Light, more light (Uva 10110)

 

Light, more light

The Problem

There is man named "mabu" for switching on-off light in our University. He switches on-off the lights in a corridor. Every bulb has its own toggle switch. That is, if it is pressed then the bulb turns on. Another press will turn it off. To save power consumption (or may be he is mad or something else) he does a peculiar thing. If in a corridor there is `n' bulbs, he walks along the corridor back and forth `n' times and in i'th walk he toggles only the switches whose serial is divisable by i. He does not press any switch when coming back to his initial position. A i'th walk is defined as going down the corridor (while doing the peculiar thing) and coming back again.

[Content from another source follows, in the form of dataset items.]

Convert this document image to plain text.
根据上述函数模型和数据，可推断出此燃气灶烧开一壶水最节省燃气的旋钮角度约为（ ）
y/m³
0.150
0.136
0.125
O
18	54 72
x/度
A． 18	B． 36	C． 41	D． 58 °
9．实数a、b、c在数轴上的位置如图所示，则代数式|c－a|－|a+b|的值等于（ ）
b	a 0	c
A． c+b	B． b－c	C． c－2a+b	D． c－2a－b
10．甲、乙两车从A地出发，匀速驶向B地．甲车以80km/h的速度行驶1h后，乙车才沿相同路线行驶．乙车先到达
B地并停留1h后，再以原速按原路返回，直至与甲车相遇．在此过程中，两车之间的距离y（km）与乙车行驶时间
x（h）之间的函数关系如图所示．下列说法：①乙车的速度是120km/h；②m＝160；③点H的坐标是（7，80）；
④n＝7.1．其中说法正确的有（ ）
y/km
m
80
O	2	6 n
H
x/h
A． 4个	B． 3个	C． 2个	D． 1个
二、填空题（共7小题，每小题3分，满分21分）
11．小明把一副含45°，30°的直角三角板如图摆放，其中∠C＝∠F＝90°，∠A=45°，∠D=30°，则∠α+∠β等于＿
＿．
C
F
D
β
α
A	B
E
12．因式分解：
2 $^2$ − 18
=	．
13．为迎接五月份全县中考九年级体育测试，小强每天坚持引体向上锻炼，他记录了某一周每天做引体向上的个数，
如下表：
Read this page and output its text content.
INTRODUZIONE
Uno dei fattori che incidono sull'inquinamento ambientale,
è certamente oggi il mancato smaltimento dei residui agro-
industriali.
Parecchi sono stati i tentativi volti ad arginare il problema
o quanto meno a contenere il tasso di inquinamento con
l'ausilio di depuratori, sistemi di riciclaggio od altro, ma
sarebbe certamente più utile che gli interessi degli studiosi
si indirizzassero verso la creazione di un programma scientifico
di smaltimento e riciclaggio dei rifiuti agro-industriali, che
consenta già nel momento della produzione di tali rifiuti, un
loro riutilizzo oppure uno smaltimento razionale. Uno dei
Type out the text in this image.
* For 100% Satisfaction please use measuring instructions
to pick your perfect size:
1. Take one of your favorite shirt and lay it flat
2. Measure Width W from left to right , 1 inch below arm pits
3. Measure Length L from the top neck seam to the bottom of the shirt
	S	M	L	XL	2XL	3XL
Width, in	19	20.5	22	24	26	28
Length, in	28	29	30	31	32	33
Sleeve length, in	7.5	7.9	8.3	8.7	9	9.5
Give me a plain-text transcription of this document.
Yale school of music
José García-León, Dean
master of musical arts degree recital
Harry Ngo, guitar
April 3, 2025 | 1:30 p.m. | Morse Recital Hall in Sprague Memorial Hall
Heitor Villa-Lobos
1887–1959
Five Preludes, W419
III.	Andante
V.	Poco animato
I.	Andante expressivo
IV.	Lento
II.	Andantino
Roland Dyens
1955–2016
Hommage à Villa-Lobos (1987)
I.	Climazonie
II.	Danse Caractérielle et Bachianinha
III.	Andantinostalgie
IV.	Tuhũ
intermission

Now you have to determine what is the final condition of the last bulb. Is it on or off?
 

The Input

The input will be an integer indicating the n'th bulb in a corridor. Which is less then or equals 2^32-1. A zero indicates the end of input. You should not process this input.

The Output

Output "yes" if the light is on otherwise "no" , in a single line.

Sample Input

3
6241
8191
0

Sample Output

no
yes
no

 

#include <stdio.h>
#include <stdlib.h>
#include <math.h>

int main(int argc, const char *argv[])
{
  unsigned int n, m;

  while (scanf("%d", &n) && n != 0) {

    m = (unsigned int)sqrt((double)n);

    if (m * m != n) {
      printf("no\n");
    } else {
      printf("yes\n");
    }

  }

  return 0;
}

总结：

　　做这一道题，可谓历尽波折。刚看到这题感到很简单，只需统计出（1,n）之间能够整除n的数的个数。但是提交上去TLE.没办法只能想其他办法，最后在网上找到完全平方数的性质，完全平方数的因子是奇数个，非完全平方数的因子是偶数个。利用这个性质可以轻松AC.